Mechanistic Elucidation of an Anti‐Epileptic for the Treatment of Glioblastoma

Abstract

Glioblastoma multiforme (GBM) is a highly proliferative grade IV malignant astrocytoma with a 5‐year survival rate of ~5%. The current treatment strategies for GBM including surgery, radiation, and chemotherapy face multiple challenges such as resistance to standard chemotherapeutic temozolomide (TMZ), sensitive location, and presence of blood‐brain barrier that hinders permeation of various chemotherapeutics. The dire need and urgency to develop a new therapeutic for the treatment of GBM led us to explore metabolic vulnerabilities of cancer. Stiripentol (STP) is an FDA approved drug used for the treatment of Dravet’s syndrome (a rare type of epilepsy) and a putative LDH inhibitor that we screened out of many metabolic inhibitors for GBM. STP showed efficacy in cytotoxicity and proliferation assay on U87 and U138 GBM cells.
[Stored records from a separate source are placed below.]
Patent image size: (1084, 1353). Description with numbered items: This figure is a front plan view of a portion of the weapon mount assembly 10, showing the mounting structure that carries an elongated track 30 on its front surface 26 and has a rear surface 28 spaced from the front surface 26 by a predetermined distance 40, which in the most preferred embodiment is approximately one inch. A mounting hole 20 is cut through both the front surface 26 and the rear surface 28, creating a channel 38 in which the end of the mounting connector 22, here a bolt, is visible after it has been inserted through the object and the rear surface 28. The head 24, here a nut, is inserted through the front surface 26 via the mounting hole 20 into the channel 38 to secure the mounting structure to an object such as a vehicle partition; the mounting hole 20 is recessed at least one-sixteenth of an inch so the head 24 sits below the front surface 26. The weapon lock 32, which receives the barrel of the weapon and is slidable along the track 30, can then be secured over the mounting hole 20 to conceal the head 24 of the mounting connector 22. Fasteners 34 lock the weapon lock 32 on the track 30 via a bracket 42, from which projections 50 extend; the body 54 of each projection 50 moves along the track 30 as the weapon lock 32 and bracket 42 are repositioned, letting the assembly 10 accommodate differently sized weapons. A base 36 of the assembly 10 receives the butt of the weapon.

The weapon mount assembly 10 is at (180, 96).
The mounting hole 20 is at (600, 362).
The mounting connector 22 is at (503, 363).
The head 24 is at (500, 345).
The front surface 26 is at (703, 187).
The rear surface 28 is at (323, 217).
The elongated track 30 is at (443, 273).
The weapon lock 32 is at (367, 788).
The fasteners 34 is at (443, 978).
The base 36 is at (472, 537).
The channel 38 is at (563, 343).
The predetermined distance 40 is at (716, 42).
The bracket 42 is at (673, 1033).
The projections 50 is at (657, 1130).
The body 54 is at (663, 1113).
STP also showed efficacy in clonogenic assay and wound healing assay in GBM cells. To further explore and discover the mechanistic target of STP for the treatment of GBM, we performed apoptosis assay, cell cycle assay, and studied the expression of proteins involved in apoptosis, metastasis, and cell signaling. In addition, 3D spheroid study was performed to mimic the tumor microenvironment and the effect of STP was assessed on the same. Next, synergy studies of STP with standard of care TMZ was performed on U87 cells. Cellular toxicity studies were performed to evaluate the safety profile of STP and the combination treatment with TMZ on normal human cells. We will elucidate mechanistic basis of STP anticancer activity in GBM cells and test preclinical potential of STP in tumor xenograft model. Therefore, STP is an effective compound that can augment TMZ for GBM treatment and merits further investigation.